I haven't done any real world speed tests on this yet, but I have determined that this method is causing far fewer bytes to be recompiled per frame. There's still quite a bit of overhead in flushing, but this can be alleviated tremendously and cheaply by using region tables. I haven't actually looked at numbers from the original implementation, actually, I was comparing it with dynamic + static buffers but with both being flushed on SMC writes. This would probably still perform better than the original because the "translation gate" custom optimization was effectively being performed dynamically.

Translation gates are a hack I added to try to prevent things from "overcompiling." The issue is that the recompiler is very deep, and will compile as much as it can. If a region of code is changed then the recompilation buffers will be flushed. What happens next is that to resume CPU execution a pointer to the currently translated code has to be found. If the code was running in ROM then this is fine, it'll still be there. But if it was running in RAM (and Camelot games like to modify code that is dangerously close to the code that's currently running) then it'll have to recompile it again. If the deep recompilation ends up catching the code that was modified then it'll recompile it over and over again, every time it's modified. If the code is modifying a huge block in a loop then this means every iteration of the loop will cause a recompilation of this code. What we really want is to make it so this code isn't recompiled until it's actually used (and thus the writing is long done). The translation gates were like breakpoints that I determined by looking at the code in a debugger. They told the recompiler to stop compiling when they're hit, and generate an indirect branch that's resolved at runtime, to get to the next portion.

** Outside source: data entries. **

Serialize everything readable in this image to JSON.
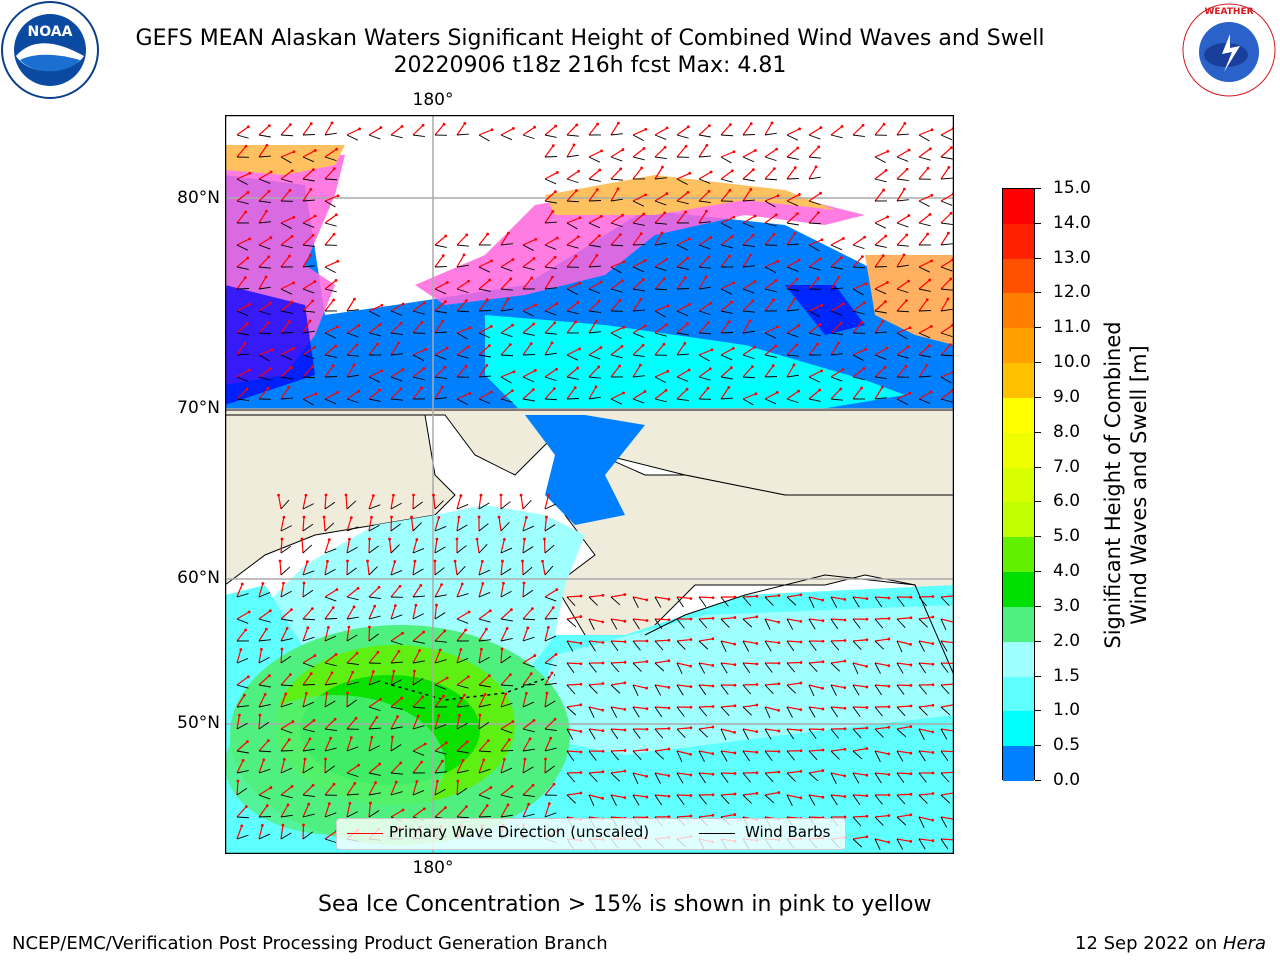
{
  "title": {
    "line1": "GEFS MEAN Alaskan Waters Significant Height of Combined Wind Waves and Swell",
    "line2": "20220906 t18z 216h fcst   Max: 4.81"
  },
  "logos": {
    "left": {
      "name": "noaa-logo",
      "text": "NOAA",
      "ring_text": "NATIONAL OCEANIC AND ATMOSPHERIC ADMINISTRATION · U.S. DEPARTMENT OF COMMERCE"
    },
    "right": {
      "name": "nws-logo",
      "ring_text": "NATIONAL WEATHER SERVICE"
    }
  },
  "map": {
    "lon_labels": {
      "top": "180°",
      "bottom": "180°"
    },
    "lat_labels": [
      "80°N",
      "70°N",
      "60°N",
      "50°N"
    ],
    "land_color": "#efecdc",
    "legend": {
      "primary_wave_label": "Primary Wave Direction (unscaled)",
      "primary_wave_color": "#ff0000",
      "wind_barbs_label": "Wind Barbs",
      "wind_barbs_color": "#000000"
    }
  },
  "colorbar": {
    "title_line1": "Significant Height of Combined",
    "title_line2": "Wind Waves and Swell [m]",
    "ticks": [
      "15.0",
      "14.0",
      "13.0",
      "12.0",
      "11.0",
      "10.0",
      "9.0",
      "8.0",
      "7.0",
      "6.0",
      "5.0",
      "4.0",
      "3.0",
      "2.0",
      "1.5",
      "1.0",
      "0.5",
      "0.0"
    ],
    "colors": [
      "#ff0000",
      "#ff2000",
      "#ff5000",
      "#ff8000",
      "#ffa000",
      "#ffc000",
      "#ffff00",
      "#f0ff00",
      "#d8ff00",
      "#c0ff00",
      "#60f000",
      "#00e000",
      "#50f080",
      "#a0ffff",
      "#60ffff",
      "#00ffff",
      "#0080ff",
      "#0000ff"
    ]
  },
  "sea_ice_note": "Sea Ice Concentration > 15% is shown in pink to yellow",
  "footer": {
    "left": "NCEP/EMC/Verification Post Processing Product Generation Branch",
    "right_date": "12 Sep 2022 on ",
    "right_host": "Hera"
  }
}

In short, the static/dynamic analysis finds these breakpoints automatically, and it does a better job than I was doing with the translation gates (although it does add overhead of more indirect branches at runtime). But the selective flushing adds a huge gain on top of this.

I don't remember the exact numbers, but I do know that Golden Sun recompiles far less per frame (I think it was about 500-3000 bytes now compared to over 10000 bytes before). However, this improvement is nothing compared to the one in Duke Nukem Advance and Doom 2. These were extremely pathological in how they hit the recompiler, apparently they were compiling several dozens of thousands of bytes per frame, even well over 100,000. Now they typically recompile under 1000. I expect this to make a huge difference in performance, although the GP2X version will need more optimized video writing code to see good performance in these games (the PSP version doesn't have this problem).

There are perhaps still some things I can do to make things better. I can segment the dynamic cache into several regions, so this way if a number of places are being modified they can each be flushed independently (in practice these locations probably don't jump between each other, but who knows?). I also had some really crazy ideas about aliasing different RAM frames that get flipped when DMA occurs, but I don't think this will ever work out because the modifications to code are just too irregular.. I expected they'd follow a cyclic pattern, and they just don't, at all.

I need to fix and refine the code a bit more (some games are broken now?), then I'm going to do some tests on the GP2X to see how the current version fares against this one for problem games.